Christian Kronaus: Vielleicht ist die IG Architektur eine Art Seismograf, der in der Lage ist, unterschiedlichste Strömungen aufzunehmen und zu artikulieren. Unsere Revolution ist nicht wie so viele erstickt, sie hat sich gefestigt, wir sind wach geblieben und werden es hoffentlich auch noch lange bleiben.
Welches sind Ihre Visionen, Ihre Ziele, wo ist der Horizont?
Patrick Jaritz: Es geht um die Verbesserung der Begegnungen in diesem Beruf. So gesehen gibt es keinen Horizont. Kämpfen kann man ewig.
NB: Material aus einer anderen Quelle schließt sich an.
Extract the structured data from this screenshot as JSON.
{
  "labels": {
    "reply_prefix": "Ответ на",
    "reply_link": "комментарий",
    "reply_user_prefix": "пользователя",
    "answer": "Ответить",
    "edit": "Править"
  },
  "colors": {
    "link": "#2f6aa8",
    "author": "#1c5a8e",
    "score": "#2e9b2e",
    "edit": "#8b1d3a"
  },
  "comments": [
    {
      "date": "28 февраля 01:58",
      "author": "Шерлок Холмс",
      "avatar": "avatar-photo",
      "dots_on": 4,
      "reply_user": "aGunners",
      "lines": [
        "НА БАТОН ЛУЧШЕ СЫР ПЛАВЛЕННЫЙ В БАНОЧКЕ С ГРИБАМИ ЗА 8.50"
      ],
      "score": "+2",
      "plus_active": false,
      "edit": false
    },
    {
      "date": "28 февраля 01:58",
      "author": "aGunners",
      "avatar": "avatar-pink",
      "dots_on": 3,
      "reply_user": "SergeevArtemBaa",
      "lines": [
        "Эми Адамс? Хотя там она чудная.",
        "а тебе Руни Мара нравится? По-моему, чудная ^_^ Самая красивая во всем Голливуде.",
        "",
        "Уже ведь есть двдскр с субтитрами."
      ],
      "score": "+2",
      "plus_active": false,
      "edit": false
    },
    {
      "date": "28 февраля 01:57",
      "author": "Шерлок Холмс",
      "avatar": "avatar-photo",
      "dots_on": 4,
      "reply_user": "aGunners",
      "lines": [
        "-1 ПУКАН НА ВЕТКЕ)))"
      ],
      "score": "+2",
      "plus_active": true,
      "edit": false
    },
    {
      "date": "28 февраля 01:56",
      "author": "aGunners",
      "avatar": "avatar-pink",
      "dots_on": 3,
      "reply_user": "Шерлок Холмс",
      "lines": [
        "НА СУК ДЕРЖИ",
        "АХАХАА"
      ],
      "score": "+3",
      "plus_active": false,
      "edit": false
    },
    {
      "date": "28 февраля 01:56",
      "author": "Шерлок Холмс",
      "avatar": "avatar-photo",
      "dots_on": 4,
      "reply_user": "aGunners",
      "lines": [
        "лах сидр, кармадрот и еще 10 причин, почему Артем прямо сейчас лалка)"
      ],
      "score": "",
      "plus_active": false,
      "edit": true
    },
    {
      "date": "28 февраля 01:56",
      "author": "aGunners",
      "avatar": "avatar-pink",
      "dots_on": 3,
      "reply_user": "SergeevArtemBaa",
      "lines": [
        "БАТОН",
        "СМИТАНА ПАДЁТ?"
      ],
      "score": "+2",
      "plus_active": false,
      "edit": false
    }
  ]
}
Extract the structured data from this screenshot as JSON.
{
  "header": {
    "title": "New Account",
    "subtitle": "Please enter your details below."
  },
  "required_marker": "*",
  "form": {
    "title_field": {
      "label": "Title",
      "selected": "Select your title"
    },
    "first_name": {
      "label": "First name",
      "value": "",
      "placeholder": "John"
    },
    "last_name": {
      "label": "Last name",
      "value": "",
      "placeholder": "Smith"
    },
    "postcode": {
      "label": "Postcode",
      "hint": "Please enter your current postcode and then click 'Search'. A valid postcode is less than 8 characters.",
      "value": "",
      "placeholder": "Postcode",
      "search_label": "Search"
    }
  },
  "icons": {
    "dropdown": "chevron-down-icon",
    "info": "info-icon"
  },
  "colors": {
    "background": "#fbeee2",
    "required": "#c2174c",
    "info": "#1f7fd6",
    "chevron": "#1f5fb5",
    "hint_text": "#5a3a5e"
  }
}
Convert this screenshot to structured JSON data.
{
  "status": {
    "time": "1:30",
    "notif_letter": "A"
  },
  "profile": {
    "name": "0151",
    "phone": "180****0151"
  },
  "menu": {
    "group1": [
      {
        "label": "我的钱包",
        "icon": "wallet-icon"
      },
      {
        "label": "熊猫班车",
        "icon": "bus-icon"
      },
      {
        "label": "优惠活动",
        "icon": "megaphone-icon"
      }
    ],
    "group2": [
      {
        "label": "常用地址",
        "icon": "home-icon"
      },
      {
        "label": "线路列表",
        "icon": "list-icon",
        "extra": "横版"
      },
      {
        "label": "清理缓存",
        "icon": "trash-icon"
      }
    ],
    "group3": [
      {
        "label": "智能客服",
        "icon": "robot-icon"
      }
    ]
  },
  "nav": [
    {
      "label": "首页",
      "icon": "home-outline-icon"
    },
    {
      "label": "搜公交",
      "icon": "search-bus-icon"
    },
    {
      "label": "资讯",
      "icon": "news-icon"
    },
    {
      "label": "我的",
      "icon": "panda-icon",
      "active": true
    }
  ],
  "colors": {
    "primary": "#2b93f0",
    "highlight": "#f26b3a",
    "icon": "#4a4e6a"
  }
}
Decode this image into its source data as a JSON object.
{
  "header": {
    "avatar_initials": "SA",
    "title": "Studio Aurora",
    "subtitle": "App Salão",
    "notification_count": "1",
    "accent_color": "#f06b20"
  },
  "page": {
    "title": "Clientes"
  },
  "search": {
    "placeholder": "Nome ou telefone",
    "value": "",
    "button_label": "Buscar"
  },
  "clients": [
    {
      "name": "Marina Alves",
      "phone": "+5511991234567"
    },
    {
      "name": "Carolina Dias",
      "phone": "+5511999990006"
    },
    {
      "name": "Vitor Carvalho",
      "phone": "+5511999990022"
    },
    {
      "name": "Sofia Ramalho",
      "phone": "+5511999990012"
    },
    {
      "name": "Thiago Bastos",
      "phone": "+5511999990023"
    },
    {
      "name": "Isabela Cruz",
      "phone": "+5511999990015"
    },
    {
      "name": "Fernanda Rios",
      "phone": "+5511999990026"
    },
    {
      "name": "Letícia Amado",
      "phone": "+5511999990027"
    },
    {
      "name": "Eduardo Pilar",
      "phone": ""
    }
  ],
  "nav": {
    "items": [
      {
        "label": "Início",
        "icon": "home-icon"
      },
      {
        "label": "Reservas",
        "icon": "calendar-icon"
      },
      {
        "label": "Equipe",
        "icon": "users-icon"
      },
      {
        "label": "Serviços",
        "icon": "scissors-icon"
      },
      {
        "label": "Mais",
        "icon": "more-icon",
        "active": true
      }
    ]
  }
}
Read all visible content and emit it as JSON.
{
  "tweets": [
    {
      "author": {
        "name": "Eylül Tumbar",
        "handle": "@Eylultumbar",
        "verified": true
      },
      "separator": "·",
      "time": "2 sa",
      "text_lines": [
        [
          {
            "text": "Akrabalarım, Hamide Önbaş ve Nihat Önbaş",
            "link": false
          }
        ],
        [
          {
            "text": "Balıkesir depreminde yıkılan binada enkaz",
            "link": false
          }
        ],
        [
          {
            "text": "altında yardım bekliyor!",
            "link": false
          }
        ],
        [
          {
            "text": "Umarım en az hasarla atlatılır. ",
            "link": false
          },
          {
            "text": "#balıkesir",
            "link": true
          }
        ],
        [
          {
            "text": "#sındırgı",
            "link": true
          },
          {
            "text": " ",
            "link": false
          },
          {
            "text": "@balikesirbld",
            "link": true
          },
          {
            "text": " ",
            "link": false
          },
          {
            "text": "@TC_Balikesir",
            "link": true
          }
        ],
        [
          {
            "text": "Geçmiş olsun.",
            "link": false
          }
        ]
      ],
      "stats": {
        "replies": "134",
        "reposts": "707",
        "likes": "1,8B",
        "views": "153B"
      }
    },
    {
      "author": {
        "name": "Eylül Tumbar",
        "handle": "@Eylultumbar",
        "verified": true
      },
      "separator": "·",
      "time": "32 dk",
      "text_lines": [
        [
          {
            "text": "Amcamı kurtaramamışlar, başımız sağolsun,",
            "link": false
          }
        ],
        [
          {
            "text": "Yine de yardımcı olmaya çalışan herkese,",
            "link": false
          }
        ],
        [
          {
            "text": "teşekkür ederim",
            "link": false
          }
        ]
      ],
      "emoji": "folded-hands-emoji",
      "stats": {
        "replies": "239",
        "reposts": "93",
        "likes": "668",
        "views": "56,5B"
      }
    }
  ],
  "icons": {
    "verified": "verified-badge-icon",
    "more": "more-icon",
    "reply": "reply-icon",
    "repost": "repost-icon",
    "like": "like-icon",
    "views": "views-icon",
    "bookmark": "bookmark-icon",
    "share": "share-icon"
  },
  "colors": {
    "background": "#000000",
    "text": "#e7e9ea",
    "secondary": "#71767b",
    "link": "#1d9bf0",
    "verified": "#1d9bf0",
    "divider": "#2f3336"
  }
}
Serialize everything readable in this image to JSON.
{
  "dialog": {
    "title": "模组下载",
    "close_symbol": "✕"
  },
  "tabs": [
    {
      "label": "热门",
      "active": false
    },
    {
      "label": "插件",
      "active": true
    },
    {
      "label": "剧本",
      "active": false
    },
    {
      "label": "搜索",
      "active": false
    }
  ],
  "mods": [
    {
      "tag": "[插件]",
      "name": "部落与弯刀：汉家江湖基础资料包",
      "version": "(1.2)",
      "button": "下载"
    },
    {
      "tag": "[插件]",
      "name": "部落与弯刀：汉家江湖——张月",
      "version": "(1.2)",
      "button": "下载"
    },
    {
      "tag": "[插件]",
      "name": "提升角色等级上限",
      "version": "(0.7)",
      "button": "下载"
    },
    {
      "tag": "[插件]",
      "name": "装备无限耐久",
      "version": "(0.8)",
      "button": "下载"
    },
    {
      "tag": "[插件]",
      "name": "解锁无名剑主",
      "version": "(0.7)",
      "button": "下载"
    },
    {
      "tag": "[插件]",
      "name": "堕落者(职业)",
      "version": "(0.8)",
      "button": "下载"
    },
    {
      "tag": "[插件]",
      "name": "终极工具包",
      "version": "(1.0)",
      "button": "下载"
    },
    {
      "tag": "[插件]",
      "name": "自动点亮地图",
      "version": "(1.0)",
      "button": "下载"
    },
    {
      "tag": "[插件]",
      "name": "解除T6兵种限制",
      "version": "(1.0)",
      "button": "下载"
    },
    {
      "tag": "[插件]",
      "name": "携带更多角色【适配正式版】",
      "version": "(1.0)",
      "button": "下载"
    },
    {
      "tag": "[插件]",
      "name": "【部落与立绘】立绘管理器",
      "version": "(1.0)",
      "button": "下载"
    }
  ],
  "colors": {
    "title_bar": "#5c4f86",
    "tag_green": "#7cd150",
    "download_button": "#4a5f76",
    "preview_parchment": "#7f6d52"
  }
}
Die IG Architektur wird immer notwendig sein, da wir eine Plattform für einen Austausch und ein Netzwerk, auf das jeder zugreifen kann, haben.
Marion Gruber: Seit ich studiert habe, war die WE ein Thema. Ich habe damals geglaubt, das wird sich nie ändern. Und jetzt hat es sich verändert – es gibt eine staatliche Pensionsregelung für Architekten. Es gab die WE-Initiative, die sich stark und in enger Zusammenarbeit mit der IG Architektur dafür eingesetzt hat, dass sich da etwas bewegt.
Jasmine Blaschek: Die WE-Initiative ist eine echte Horizonterweiterung gerade auch für die Generation, der ich angehöre. Die ArchitektInnen können jetzt der Kammer beitreten, weil es einen Grund gibt. Meine Vision ist, dass die IG den revolutionären Hauch den sie hat, auch rechtfertigt und nach außen trägt.
Christian Kronaus: Ich will den Begriff der kritischen Distanz aufgreifen. Das kritische Potenzial ist hier durchaus auch konstruktiv. Und als solches soll die IG Architektur auch gesehen werden. Als Gruppe, die ernst zunehmende Ideen artikuliert. Man sollte stärker auf die konstruktive Kraft der Kritik zurückgreifen.